If used correctly, read-across can also reduce your costs as there is no need to test every target substance. However, developing scientifically robust predictions based on read-across takes work and ECHA has rejected the majority of cases so far because registrants have not provided sufficient justification for their predictions or enough scientific evidence to support them.
Explain, explain, explain
You should always explain why and how it is possible to predict the target substances’ properties. The starting point should be the structural differences and similarities between the source and the target substance.
Generic information on substances is not sufficient to make a read-across case. For example, just stating that two substances are structurally similar is not enough to predict their toxicological properties – these need to be scientifically proven.
Show your working
You should adequately document the scientific reasoning for any read-across. This should cover, among other things, the assumptions made and the conclusions drawn. Key data should be identified and it should include references to the substance dataset. The information needs to be substance-specific.
You need to include the supporting scientific evidence in the dossier and provide robust study summaries where possible. This is necessary so that ECHA can verify your read-across hypothesis.
This framework can help you to assess the quality of your own read-across. It covers REACH information requirements concerning human health, environmental fate and environmental hazards. It presents the scientific aspects that ECHA considers crucial when evaluating read-across. Hopefully, this will enable you to improve your explanations of why and how read-across can be used in your dossier.
ECHA developed the RAAF based on the most frequent types of read-across approaches used. These are written as scenarios. Each scenario is characterised by a number of scientific considerations, which are crucial to assessing read-across.
These assessment elements include questions, possible outcomes and examples. Answering these questions helps to determine whether the read-across approach is scientifically acceptable or not.
The framework does not replace the official guidance on read-across for registrants. It complements it.
Another document on read-across involving substances of unknown or variable composition, complex reaction products or biological materials (UVCBs) and multi-constituent substances is currently being drafted and will be published later this spring.
10 tips for a good read-across
Make use of the QSAR Toolbox or similar tools to look for structurally similar substances.
Provide substance identity information on all substances included in the read-across. Also, consider impurities and potentially different substance compositions when developing your argument.
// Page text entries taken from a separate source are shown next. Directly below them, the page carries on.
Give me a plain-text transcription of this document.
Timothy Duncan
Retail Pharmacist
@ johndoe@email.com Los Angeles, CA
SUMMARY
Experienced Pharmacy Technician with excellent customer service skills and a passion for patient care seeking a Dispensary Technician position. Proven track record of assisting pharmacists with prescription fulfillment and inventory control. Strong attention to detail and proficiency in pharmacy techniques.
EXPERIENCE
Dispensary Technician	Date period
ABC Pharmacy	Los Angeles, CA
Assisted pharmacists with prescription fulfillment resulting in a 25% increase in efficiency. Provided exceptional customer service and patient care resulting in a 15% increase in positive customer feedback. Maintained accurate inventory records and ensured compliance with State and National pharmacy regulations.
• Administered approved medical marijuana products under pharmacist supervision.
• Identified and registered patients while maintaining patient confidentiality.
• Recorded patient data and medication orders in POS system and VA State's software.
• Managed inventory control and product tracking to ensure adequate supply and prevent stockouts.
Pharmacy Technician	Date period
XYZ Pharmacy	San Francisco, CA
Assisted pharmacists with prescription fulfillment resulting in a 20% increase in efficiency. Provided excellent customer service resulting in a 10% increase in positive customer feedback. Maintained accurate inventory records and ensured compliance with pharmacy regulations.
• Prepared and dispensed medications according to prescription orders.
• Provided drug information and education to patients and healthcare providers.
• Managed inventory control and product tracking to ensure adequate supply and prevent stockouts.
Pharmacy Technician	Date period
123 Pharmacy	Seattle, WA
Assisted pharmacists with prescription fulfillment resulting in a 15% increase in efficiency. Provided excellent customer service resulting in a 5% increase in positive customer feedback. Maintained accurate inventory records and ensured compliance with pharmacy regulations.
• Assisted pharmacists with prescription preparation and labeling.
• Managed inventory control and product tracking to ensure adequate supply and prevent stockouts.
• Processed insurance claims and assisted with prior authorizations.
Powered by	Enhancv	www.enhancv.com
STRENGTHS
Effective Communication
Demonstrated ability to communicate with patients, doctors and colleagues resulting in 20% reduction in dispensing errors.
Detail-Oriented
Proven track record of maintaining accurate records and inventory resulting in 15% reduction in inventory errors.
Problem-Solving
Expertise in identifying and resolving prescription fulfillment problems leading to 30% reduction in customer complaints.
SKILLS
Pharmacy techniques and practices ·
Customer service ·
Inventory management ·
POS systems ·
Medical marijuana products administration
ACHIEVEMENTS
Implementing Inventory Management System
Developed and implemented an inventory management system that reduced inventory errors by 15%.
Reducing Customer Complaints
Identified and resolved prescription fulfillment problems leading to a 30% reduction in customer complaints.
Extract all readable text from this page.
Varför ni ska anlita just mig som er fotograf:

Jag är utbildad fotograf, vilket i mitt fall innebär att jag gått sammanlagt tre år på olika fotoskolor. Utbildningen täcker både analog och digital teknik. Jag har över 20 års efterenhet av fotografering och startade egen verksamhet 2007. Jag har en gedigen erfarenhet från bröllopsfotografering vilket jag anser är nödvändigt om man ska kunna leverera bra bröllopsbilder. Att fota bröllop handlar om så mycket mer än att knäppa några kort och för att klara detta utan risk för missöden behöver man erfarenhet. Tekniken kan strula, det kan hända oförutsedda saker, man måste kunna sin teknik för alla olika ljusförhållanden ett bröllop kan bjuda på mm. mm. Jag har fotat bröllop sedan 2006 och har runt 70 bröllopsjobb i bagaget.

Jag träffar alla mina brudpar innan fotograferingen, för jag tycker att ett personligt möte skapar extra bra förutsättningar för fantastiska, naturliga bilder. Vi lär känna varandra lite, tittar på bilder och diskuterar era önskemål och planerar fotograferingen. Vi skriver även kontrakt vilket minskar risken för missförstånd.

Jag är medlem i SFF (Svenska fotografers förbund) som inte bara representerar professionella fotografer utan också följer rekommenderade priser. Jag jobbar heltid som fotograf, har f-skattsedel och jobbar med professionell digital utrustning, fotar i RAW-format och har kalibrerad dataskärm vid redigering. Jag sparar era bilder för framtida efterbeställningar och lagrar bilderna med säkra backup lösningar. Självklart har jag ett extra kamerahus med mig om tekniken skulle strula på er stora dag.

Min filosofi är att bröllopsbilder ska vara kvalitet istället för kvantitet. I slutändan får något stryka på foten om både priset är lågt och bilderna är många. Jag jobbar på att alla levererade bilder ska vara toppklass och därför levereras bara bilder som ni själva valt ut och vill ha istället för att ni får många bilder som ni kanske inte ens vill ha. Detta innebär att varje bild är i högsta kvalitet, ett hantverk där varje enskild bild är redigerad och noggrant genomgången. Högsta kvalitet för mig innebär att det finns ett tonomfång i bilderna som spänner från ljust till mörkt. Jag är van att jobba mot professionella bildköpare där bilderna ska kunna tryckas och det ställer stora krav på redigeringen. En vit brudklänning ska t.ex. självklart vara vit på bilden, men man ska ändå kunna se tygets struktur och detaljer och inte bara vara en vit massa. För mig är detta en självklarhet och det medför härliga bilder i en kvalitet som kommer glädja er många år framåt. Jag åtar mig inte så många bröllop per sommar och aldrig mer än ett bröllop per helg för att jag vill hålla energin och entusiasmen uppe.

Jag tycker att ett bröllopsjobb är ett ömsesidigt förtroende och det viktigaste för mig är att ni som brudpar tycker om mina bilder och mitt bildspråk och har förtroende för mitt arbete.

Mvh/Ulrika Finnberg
Give a hypothesis-driven justification for why the data from one substance can be used to fill the data gap for another substance. Do that for each property.
Show how structural similarity and dissimilarity between the substances justifies your prediction.
Create a data matrix that indicates consistency over the properties and highlights potential trends within the category.
Analyse experimental data to confirm your hypothesis and check whether there are any contradictions.
Justify read-across adequately and provide supporting and credible information.
Verify that the source information you want to use for read-across complies with the REACH information requirements.
Provide toxicokinetic information on the substances under consideration to make the read-across hypothesis more robust.
Use the RAAF to check how robust your read-across adaptation is.